À quoi devrait ressembler un nouveau « contrat social » sénégalais sous Diomaye ? 

J’ai esquissé quelques réponses tout au long de notre entretien. Le nouveau « contrat social » devra être produit par les différents secteurs de la population sénégalaise. Il devra avoir un volet consacré aux communautés domestique, nationale, régionale et internationale. Si l’on tire des conclusions de la trajectoire de l’État et des sociétés sénégalaises depuis l’indépendance, le « contrat social » devra s’appuyer sur la représentation des citoyens, le respect absolu de la diversité et du pluralisme, ainsi que de la tolérance, dans une remise en cause intelligente « des systèmes d’inégalité et de domination » (superbement décryptée par l’anthropologue sénégalais Abdoulaye Bara Diop), soutenus par les règles du genre et de la génération.

Quel rôle pour les confréries dans ce Sénégal nouveau qui se profile ? 

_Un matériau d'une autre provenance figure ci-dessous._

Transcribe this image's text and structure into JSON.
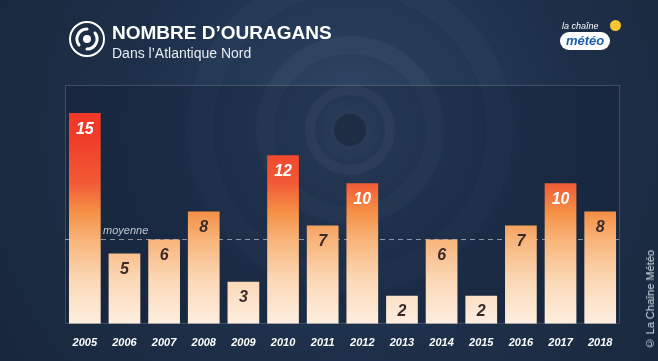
{
  "chart_data": {
    "type": "bar",
    "title": "NOMBRE D’OURAGANS",
    "subtitle": "Dans l’Atlantique Nord",
    "categories": [
      "2005",
      "2006",
      "2007",
      "2008",
      "2009",
      "2010",
      "2011",
      "2012",
      "2013",
      "2014",
      "2015",
      "2016",
      "2017",
      "2018"
    ],
    "values": [
      15,
      5,
      6,
      8,
      3,
      12,
      7,
      10,
      2,
      6,
      2,
      7,
      10,
      8
    ],
    "color": "#f03a27",
    "ylim": [
      0,
      17
    ],
    "grid": false,
    "data_labels": true,
    "tick_labels": "x",
    "annotations": [
      {
        "text": "moyenne",
        "y": 6
      }
    ],
    "logo": [
      "la chaîne",
      "météo"
    ],
    "credit": "© La Chaîne Météo"
  }
}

L’effondrement du modèle islamo-wolof a entrainé un effritement du pilier confrérique à cause du double mouvement de retrait des leaders des confréries de l’espace politique électoral, de la dissociation progressive de l’autorité politique et religieuse, de l’émergence du marabout citoyen et politicien, mais surtout de « l’islam de la rue » étudiée par Abdourahmane Seck auquel j’ai fait allusion. Les mouvements en cours ne sont pas nouveaux. Ils ont marqué les deux trajectoires de l’Islam en Afrique, l’africanisation de l’Islam et l’islamisation de l’Afrique pour reprendre l’historien américain David Robinson qui a étudié la révolution « Toroodo » et le jihad omarien avec leurs expressions rituelles, philosophiques imaginaires, éducatives, certainement politiques, et les cycles de renouveau et de régression des mouvements islamistes. Ils sont accompagnés d’un réaménagement de la religion comme arme d’intervention politique. Dans le cas présent, on peut constater un affaiblissement des expressions politiques de « l’islam politique » comme en attestent les défaites de la coalition « Benno Bokk Yaakaar » dans les cités religieuses et une présence d’autres formes d’Islam. Il est difficile de prédire les formes que pourra prendre la compétition entre les différentes formules religieuses dans l’espace sénégalais, mais il semble que nous assistons au reflux du religieux de l’espace politique et la clôture définitive du « ndigël ». Une situation qui semble annoncer, d’une part, une réorientation des investissements maraboutiques sur l’éducation et la formation et, d’autre part, de nouvelles formules de présence dans l’espace public.